Après avoir gravi 330 marches d’escalier, soufflant dur et ne disant mot, on arrive sur la plateforme. Nous avons grimpé jusque là-haut sans nous arrêter… Une plateforme est une anomalie dans une église gothique, ça sent l’anormal, l’irrégulier et quoiqu’en disent tous les Strasbourgeois et leurs femmes, il manque une tour à leur dôme, et la petite cahutte du gardien, du muezzin en style arabe, ne peut de loin remplacer la flèche superbe qui devrait s’élever à sa place. On dit que les architectes ont craint que les fondements ne fussent pas assez solides pour supporter un nouveau poids. Bon à dire, je crois bien que ce n’étaient pas les fondements qui faisaient défaut, mais les fonds. Toujours est-il que la construction qui unit la tour à l’embryon de sa compagne est une grosse faute d’architecture…

Je n’en avais pas encore assez et je demande à Reichardt de grimper plus haut. Nous voilà encore traçant comme des malheureux et gravissant sans reprendre haleine dans une des quatre petites tourelles qui flanquent la tour, 170 marches. Les gens de la plateforme sont des Lilliputiens et ceux qui vivent sur la terre de vrais pucerons. Nous voyons encore quelques traces d’obus, derniers vestiges matériels du bombardement…

[Repas à la Maison des diaconesses] J’arrive tout juste à temps pour le dîner. J’ai dîné une fois seul de mon espèce avec 6 demoiselles, c’était aux Ruillères (au-dessus de Couvet), au bon pays de Suisse, mais dîner seul de son genre avec une cinquantaine de diaconesses en bonnets blancs, ça ne se voit pas partout et tous les jours, pas même dans les meilleures familles. Toujours est-il que je l’ai fait et qu’après la prière en allemand à laquelle je n’ai rien compris, on m’engagea à choisir un cantique dans les « hymnes du croyant ». (…)

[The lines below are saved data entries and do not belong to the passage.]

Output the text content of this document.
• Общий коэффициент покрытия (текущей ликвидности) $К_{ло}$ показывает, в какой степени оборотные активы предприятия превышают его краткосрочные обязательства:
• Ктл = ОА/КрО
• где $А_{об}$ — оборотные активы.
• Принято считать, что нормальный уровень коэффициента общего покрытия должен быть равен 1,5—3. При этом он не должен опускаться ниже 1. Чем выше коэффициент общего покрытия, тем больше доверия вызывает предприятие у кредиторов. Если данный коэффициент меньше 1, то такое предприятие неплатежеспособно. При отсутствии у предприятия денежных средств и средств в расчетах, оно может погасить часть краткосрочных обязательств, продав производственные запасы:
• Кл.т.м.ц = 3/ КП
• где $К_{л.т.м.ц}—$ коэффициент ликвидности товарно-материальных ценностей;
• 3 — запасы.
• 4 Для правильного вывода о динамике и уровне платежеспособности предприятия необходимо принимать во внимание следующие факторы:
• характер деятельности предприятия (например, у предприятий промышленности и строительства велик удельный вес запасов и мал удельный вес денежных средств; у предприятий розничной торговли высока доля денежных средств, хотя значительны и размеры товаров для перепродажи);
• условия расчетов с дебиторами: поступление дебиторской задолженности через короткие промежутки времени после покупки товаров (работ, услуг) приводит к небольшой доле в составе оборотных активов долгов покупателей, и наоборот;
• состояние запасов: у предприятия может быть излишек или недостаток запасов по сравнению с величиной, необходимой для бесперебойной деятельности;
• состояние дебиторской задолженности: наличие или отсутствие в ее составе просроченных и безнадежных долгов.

[Au Jardin botanique tout proche] Tout à coup dans un coin perdu, au milieu de rocailles, j’aperçois une petite fleur rouge au milieu d’un parterre vert, c’est le solène des Alpes qui pousse dans nos montagnes bien aimées. Tout souriant le petit, tout content qu’il est de retrouver un compatriote éloigné comme moi « du doux pays de son enfance », comme aurait dit Chateaubriand. Il avait déjà perdu un peu de son caractère alpin, son feuillage était moins délicat et sa fleur moins fraîche. Il sentait, comme Lily, comme moi, il sentait l’exil quatre lieues à la ronde et pourtant il était toujours bien reconnaissable. Il me rappelait mes belles Alpes où tout est beau, les grandes montagnes comme les petites fleurs qui tremblotent sur leurs pentes. Et dire que si je l’avais voulu, je n’aurais pas pu le cueillir, ce petit compatriote, pas pu le serrer dans mon calepin et le porter sur mon cœur. (…)

[De retour à la Maison des diaconesses, Daniel souhaite assister aux Vêpres chantés pas des religieuses catholiques] Ma sœur Lily réussit si bien à me cajoler, à me distraire que j’oubliai Réparatrices et chants mystiques et me voilà traçant faire encore une foule de visites. (…)

Celui-ci [un goûter pris avec des membres de la colonie suisse de Strasbourg] fut accueilli avec une bouche fendue jusqu’aux oreilles. Nous tapâmes dessus avec ensemble, joie, délices et orgues, sans compter Pâques fleuries et le reste. Puis, quand tout fut raflé, Lily me quitta pour préparer des potions dans sa pharmacie et moi j’allai dans la chambre de sœur Catherine batoiller (2) un tantinet…

 

(1) Alors pasteur aux Planchettes près de La Chaux-de-Fonds.

(2) Expression du parler neuchâtelois qui signifie converser.